2.4 In der Arresteinsprache vom 13. April 2012 führte die Beschwerdeführerin ohne weitere Begründung aus, als angebliche Drittschuldnerin sei sie ohne weiteres zur Arresteinsprache legitimiert. Zu den Ausführungen der Beschwerdegegnerin in der Stellungnahme zur Arresteinsprache vom 27. April 2012, wonach die Beschwerdeführerin als gewöhnliche Drittschuldnerin nicht zur Arresteinsprache legitimiert sei, liess sich die Letztere nicht vernehmen, obwohl ihr die Stellungnahme der Beschwerdegegnerin zur Kenntnisnahme zugestellt worden war. Soweit sich die Beschwerdeführerin im Beschwerdeverfahren erstmals auf eine besondere Betroffenheit beruft, da sie nicht bloss gewöhnliche Drittschuldnerin sei, handelt es sich dabei um ein unechtes Novum, das im Beschwerdeverfahren nach einem Teil der vorzitierten Lehre nicht gehört werden kann. Stellt man dagegen auf diejenige Lehrmeinungen ab, wonach im Beschwerdeverfahren eingeschränkt unechte Noven zulässig sind, kann die Beschwerdeführerin daraus ebenfalls nichts zu ihren Gunsten ableiten. Weder legt sie dar noch ist ersichtlich, dass sich aufgrund dieses unechten Novums die Nichtigkeit des Arrestes er­gibt oder dieses unechte Novum entschuldbar nicht bereits im Einspracheverfahren hätte vorgetragen werden können. Kann die im Beschwerdeverfahren erstmals vorgetragene Darstellung der Beschwerdeführerin, wonach sie von dem gegen den Arrestschuldner verfügten Arrest besonders betroffen sei, nicht gehört werden, ist sie gewöhnliche Drittschuldnerin. Demzufolge ist die Vorinstanz zu Recht nicht auf die Arresteinsprache der Beschwerdeführerin eingetreten und mangels Betroffenheit fehlt es ihr auch an der Beschwerdelegitimation (Reiser, a.a.O., Art. 278 N 43).

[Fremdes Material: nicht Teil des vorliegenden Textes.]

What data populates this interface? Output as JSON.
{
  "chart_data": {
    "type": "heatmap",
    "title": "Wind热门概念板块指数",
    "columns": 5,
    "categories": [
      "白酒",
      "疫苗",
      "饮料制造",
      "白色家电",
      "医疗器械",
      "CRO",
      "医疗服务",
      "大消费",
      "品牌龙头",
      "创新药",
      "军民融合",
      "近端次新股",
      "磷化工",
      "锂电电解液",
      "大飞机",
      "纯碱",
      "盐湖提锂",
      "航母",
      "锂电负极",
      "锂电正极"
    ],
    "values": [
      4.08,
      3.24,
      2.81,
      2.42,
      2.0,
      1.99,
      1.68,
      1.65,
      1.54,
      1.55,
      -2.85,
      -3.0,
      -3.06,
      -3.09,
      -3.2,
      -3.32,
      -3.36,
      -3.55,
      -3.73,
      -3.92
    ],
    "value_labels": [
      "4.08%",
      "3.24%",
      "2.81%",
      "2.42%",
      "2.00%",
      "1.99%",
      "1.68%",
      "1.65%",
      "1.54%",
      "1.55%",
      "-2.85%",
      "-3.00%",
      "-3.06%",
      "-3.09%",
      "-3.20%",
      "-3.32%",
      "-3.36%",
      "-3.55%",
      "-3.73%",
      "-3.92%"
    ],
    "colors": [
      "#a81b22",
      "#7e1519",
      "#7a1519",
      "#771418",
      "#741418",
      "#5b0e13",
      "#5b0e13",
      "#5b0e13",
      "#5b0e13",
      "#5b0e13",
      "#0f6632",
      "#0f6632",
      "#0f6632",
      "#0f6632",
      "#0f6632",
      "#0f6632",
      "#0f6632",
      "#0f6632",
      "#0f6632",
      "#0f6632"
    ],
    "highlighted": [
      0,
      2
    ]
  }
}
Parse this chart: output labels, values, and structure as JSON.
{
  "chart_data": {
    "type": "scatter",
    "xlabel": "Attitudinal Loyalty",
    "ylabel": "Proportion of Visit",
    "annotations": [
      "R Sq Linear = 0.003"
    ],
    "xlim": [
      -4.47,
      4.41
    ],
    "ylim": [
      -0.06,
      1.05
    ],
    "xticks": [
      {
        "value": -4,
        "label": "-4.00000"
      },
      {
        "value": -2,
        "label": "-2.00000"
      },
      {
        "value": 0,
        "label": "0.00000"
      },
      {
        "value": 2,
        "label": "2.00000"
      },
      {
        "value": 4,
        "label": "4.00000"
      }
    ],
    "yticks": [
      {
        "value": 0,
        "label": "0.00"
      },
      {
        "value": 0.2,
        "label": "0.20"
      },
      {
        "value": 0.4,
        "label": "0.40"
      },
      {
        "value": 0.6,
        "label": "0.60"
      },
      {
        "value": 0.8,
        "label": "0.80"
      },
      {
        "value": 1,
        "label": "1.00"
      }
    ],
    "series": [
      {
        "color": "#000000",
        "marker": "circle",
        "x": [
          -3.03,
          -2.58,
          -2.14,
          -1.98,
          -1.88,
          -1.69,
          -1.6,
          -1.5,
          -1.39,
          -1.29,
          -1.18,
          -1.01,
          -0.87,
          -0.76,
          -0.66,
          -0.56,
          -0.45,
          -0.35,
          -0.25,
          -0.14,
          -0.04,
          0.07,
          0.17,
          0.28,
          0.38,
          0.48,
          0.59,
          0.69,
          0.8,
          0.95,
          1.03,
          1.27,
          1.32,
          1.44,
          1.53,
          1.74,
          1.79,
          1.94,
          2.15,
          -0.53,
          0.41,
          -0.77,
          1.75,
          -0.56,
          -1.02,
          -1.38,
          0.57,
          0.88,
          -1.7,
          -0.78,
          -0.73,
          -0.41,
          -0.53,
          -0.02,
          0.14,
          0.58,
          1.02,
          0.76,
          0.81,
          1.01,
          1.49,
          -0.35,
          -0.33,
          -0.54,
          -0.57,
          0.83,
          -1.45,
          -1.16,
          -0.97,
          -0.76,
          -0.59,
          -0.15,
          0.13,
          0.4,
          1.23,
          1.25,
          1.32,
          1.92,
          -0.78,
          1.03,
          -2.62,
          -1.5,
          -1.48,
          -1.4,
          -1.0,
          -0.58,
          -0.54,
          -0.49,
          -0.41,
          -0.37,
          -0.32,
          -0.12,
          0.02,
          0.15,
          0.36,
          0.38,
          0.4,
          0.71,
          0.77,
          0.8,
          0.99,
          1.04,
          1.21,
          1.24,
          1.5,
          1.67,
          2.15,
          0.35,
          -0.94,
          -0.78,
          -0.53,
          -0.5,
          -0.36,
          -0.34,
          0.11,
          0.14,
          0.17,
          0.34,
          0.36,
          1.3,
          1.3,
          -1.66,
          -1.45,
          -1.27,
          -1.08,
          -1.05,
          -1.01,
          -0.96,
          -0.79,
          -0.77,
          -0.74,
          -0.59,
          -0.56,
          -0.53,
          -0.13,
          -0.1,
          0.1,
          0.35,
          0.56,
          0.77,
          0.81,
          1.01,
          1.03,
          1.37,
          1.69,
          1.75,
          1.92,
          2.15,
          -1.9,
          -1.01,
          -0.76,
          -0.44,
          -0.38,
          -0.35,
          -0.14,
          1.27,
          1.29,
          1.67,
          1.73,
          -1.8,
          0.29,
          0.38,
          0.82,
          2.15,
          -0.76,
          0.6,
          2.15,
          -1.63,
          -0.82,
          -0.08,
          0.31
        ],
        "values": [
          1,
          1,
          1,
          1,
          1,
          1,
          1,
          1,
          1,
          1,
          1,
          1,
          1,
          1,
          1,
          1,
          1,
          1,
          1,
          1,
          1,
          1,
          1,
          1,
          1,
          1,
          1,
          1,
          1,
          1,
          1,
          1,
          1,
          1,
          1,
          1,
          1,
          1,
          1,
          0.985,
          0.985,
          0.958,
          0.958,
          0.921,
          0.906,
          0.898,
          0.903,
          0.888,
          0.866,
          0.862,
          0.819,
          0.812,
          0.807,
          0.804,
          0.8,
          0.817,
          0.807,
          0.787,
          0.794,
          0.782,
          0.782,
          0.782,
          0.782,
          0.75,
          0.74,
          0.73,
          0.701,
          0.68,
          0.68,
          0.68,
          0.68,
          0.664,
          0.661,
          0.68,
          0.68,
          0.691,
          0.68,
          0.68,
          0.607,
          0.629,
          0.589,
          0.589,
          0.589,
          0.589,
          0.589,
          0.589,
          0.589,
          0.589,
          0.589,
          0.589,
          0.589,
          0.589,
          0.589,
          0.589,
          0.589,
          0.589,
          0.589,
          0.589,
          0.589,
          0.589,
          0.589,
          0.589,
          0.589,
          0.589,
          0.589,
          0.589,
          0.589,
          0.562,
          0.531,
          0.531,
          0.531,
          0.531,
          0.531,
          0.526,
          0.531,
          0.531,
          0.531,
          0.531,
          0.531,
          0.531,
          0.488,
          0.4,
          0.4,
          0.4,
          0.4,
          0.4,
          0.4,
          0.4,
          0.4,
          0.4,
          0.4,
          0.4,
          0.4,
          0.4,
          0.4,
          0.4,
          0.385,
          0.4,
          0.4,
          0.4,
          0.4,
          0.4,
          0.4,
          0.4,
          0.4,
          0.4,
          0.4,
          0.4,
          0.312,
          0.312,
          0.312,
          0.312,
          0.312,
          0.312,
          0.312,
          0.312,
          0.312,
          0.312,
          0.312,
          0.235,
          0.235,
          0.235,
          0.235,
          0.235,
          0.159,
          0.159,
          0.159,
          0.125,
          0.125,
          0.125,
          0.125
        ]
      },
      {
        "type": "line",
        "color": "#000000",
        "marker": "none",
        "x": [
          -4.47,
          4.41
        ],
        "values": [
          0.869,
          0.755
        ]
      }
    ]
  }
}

2.5 Soweit die Beschwerdeführerin sich in der Beschwerde auf die Nichtigkeit des Arrestes beruft, weil dieser vom örtlich unzuständigen Arrestrichter erlassen worden sei, kann dies nicht gehört werden. Das Nichteintreten auf die Beschwerde führt dazu, dass keine Nichtigkeitsprüfung stattfindet (Anwaltsrevue 11 - 12/2011, S. 498).